Microsoft – can you write software better than you write English?

Most mission statements are mush. Read any corporation’s or (if you are having a really good day and want to make your self feel despondent) government department’s mission statement to realise how poorly the 26 letters of the alphabet can be organised.

Platitudes, jargon, euphemisms and plain junk writing infest many if not most of these dog piles.

Imagine this situation: a software company, perhaps once the greatest, needs to reinvent itself to adapt to changing hardware forms, such as tablets and smart phones. It reorganises itself to be able to compete and stay relevant.

It’s Microsoft, of course, once a stock market darling and innovator. These days it’s beginning to resemble a stagecoach about a decade after trains began running on time.

It wants to be seen as a devices and services company instead of just a software company. It needed to sum its new positioning up for shareholders.

Retiring CEO, Steve Balmer, issued a missive to the troops and shareholders, telling them where the company was about to head.

With all its resources couldn’t Microsoft have afforded someone whose first language is English, not gibberish?

How’s this to rivet us all and make us suck in a lung-full of air in awe at this clever company’s intention to retain (recaputure) relevance?

“Going forward, our strategy will focus on creating a family of devices and services for individuals and businesses that empower people around the globe at home, at work and on the go, for the activities they value most.”

“Going forward”? Going forward is the equivalent of ‘Um’, ‘Like’, ‘You know’, ‘So’. It’s superfluous; dross; drivel.

“our strategy will focus on creating a family of devices and services for individuals and businesses”

Was the writer of this being paid by the word-count?
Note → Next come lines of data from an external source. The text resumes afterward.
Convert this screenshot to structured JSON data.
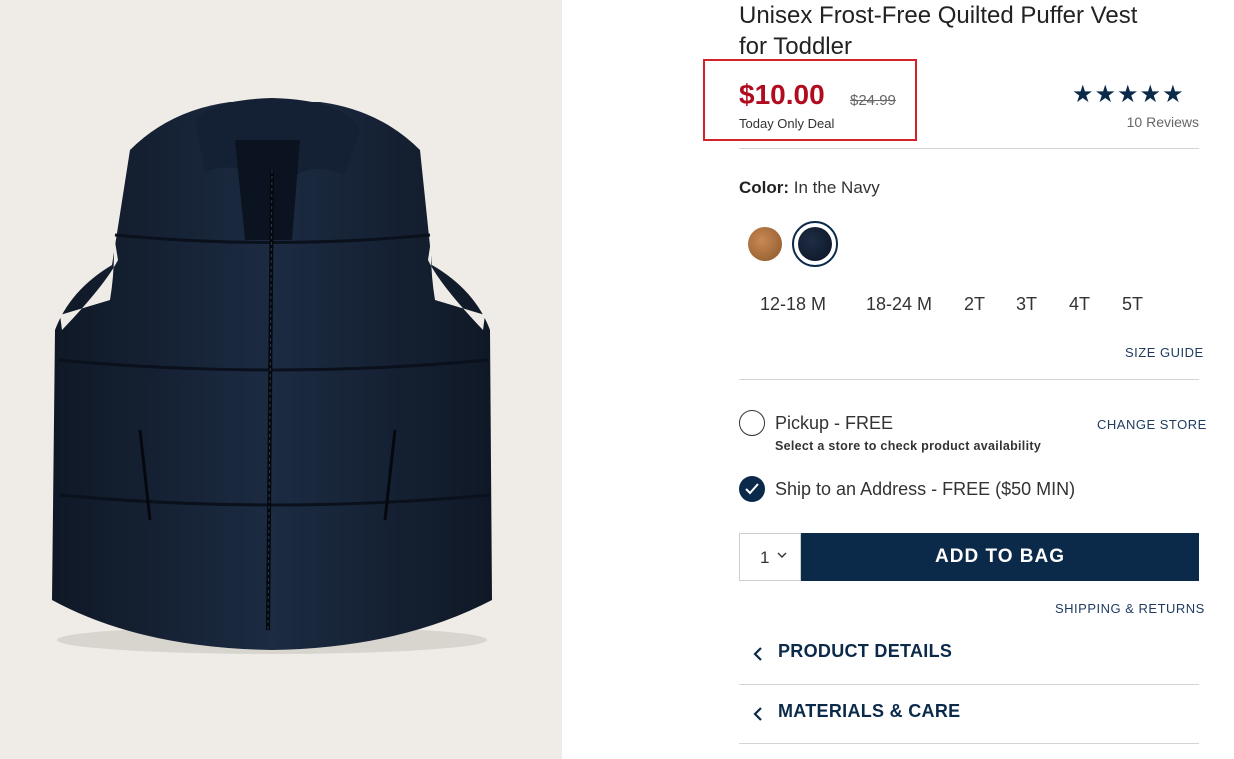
{
  "product": {
    "title_line1": "Unisex Frost-Free Quilted Puffer Vest",
    "title_line2": "for Toddler",
    "sale_price": "$10.00",
    "original_price": "$24.99",
    "deal_label": "Today Only Deal",
    "rating_stars": "★★★★★",
    "reviews": "10 Reviews"
  },
  "color": {
    "label": "Color:",
    "value": "In the Navy",
    "swatches": [
      "brown",
      "navy"
    ]
  },
  "sizes": [
    "12-18 M",
    "18-24 M",
    "2T",
    "3T",
    "4T",
    "5T"
  ],
  "size_guide": "SIZE GUIDE",
  "fulfillment": {
    "pickup_label": "Pickup - FREE",
    "pickup_sub": "Select a store to check product availability",
    "change_store": "CHANGE STORE",
    "ship_label": "Ship to an Address - FREE ($50 MIN)"
  },
  "cart": {
    "quantity": "1",
    "add_button": "ADD TO BAG",
    "shipping_link": "SHIPPING & RETURNS"
  },
  "accordions": [
    "PRODUCT DETAILS",
    "MATERIALS & CARE"
  ],
  "colors": {
    "sale": "#b00b1e",
    "brand": "#0b2a4a",
    "highlight_box": "#d0232a"
  }
}
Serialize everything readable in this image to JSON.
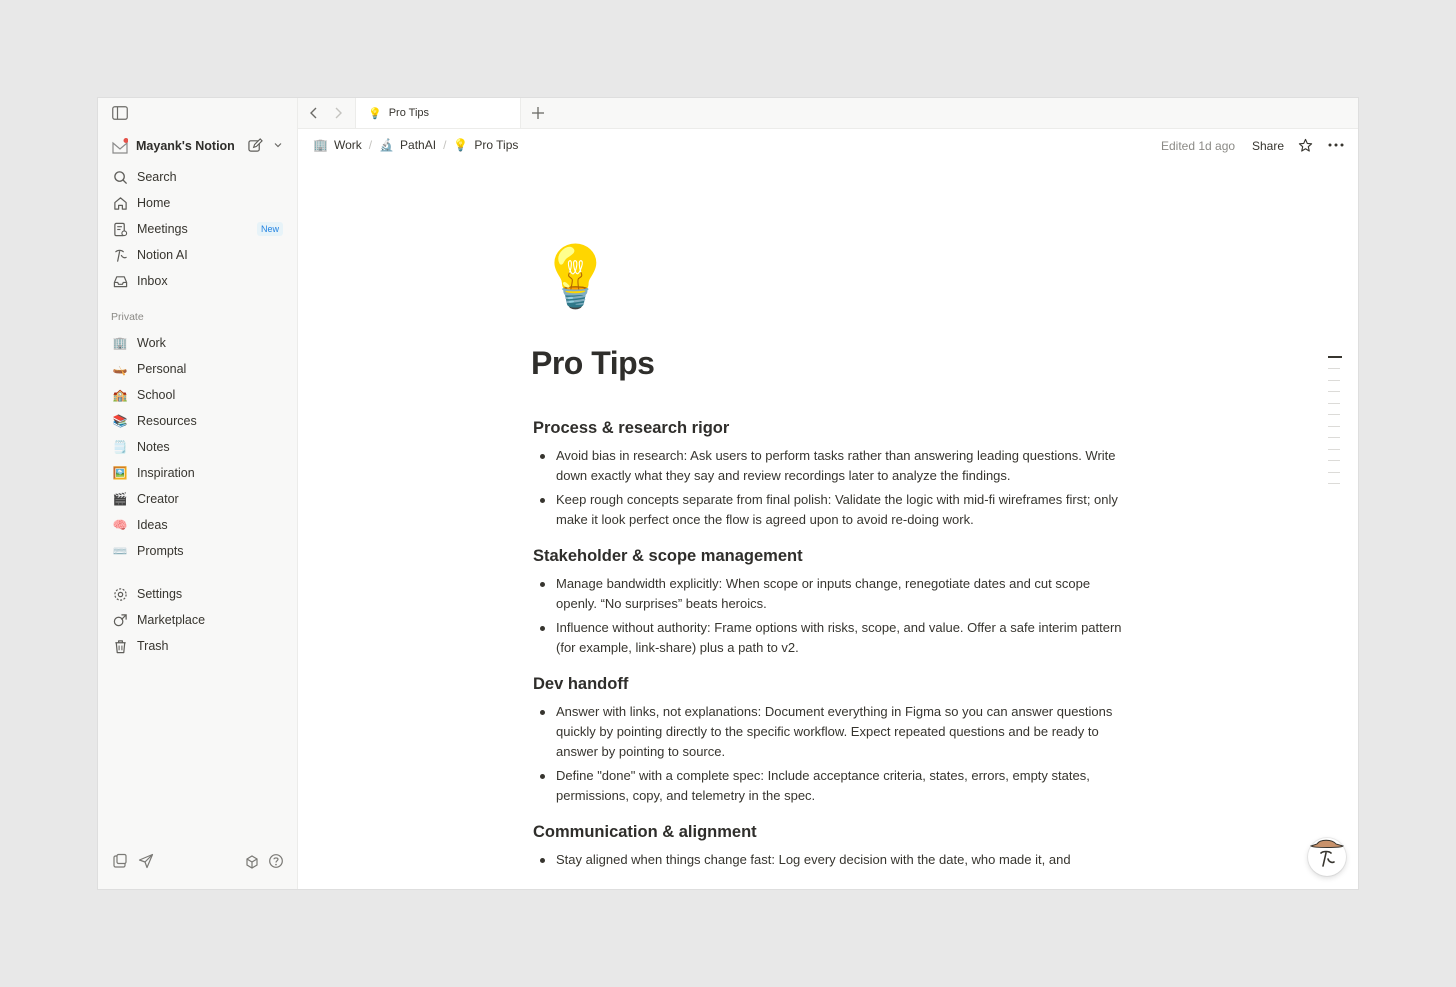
{
  "sidebar": {
    "workspace_name": "Mayank's Notion",
    "top_items": [
      {
        "label": "Search",
        "icon": "search-icon"
      },
      {
        "label": "Home",
        "icon": "home-icon"
      },
      {
        "label": "Meetings",
        "icon": "meetings-icon",
        "badge": "New"
      },
      {
        "label": "Notion AI",
        "icon": "notion-ai-icon"
      },
      {
        "label": "Inbox",
        "icon": "inbox-icon"
      }
    ],
    "section_label": "Private",
    "pages": [
      {
        "label": "Work",
        "emoji": "🏢"
      },
      {
        "label": "Personal",
        "emoji": "🛶"
      },
      {
        "label": "School",
        "emoji": "🏫"
      },
      {
        "label": "Resources",
        "emoji": "📚"
      },
      {
        "label": "Notes",
        "emoji": "🗒️"
      },
      {
        "label": "Inspiration",
        "emoji": "🖼️"
      },
      {
        "label": "Creator",
        "emoji": "🎬"
      },
      {
        "label": "Ideas",
        "emoji": "🧠"
      },
      {
        "label": "Prompts",
        "emoji": "⌨️"
      }
    ],
    "bottom_items": [
      {
        "label": "Settings",
        "icon": "settings-icon"
      },
      {
        "label": "Marketplace",
        "icon": "marketplace-icon"
      },
      {
        "label": "Trash",
        "icon": "trash-icon"
      }
    ]
  },
  "tab": {
    "label": "Pro Tips",
    "emoji": "💡"
  },
  "breadcrumb": [
    {
      "label": "Work",
      "emoji": "🏢"
    },
    {
      "label": "PathAI",
      "emoji": "🔬"
    },
    {
      "label": "Pro Tips",
      "emoji": "💡"
    }
  ],
  "header": {
    "edited": "Edited 1d ago",
    "share": "Share"
  },
  "page": {
    "emoji": "💡",
    "title": "Pro Tips",
    "sections": [
      {
        "heading": "Process & research rigor",
        "bullets": [
          "Avoid bias in research: Ask users to perform tasks rather than answering leading questions. Write down exactly what they say and review recordings later to analyze the findings.",
          "Keep rough concepts separate from final polish: Validate the logic with mid-fi wireframes first; only make it look perfect once the flow is agreed upon to avoid re-doing work."
        ]
      },
      {
        "heading": "Stakeholder & scope management",
        "bullets": [
          "Manage bandwidth explicitly: When scope or inputs change, renegotiate dates and cut scope openly. “No surprises” beats heroics.",
          "Influence without authority: Frame options with risks, scope, and value. Offer a safe interim pattern (for example, link-share) plus a path to v2."
        ]
      },
      {
        "heading": "Dev handoff",
        "bullets": [
          "Answer with links, not explanations: Document everything in Figma so you can answer questions quickly by pointing directly to the specific workflow. Expect repeated questions and be ready to answer by pointing to source.",
          "Define \"done\" with a complete spec: Include acceptance criteria, states, errors, empty states, permissions, copy, and telemetry in the spec."
        ]
      },
      {
        "heading": "Communication & alignment",
        "bullets": [
          "Stay aligned when things change fast: Log every decision with the date, who made it, and"
        ]
      }
    ]
  }
}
How about:

We will create indispensable, related devices and services for everyone.

“that empower people around the globe at home, at work and on the go, for the activities they value most”

How about just dispensing with the whole sentence?:

I don’t know about Microsoft’s employees but the ‘activities that I value most’ are breathing, sex, drinking beer, being with my family and gardening, not necessarily in that order but certainly all before using Microsoft’s products. Do these guys ever get out in the sunshine?

A mission statement should describe what a company or organisation does and how it goes about it. A vision, for those who are paralysed without one to guide them, might be about what the company aspires to.

Here’s one done really well, from an Australian health support group;

Mission: care.
Vision: Cure.

If Microsoft doesn’t know what it is, where it’s heading and how it will get there and can’t sum it up in a paragraph without resorting to poverty-stricken English then it is doomed. It has become IBM – the bureaucratic behemoth that crippled itself in the eighties and allowed Microsoft to prosper.

Some bright kid in a garage somewhere, but soon to enter the workforce,  is going to mature and slay Microsoft unless it wakes up, within 10 years.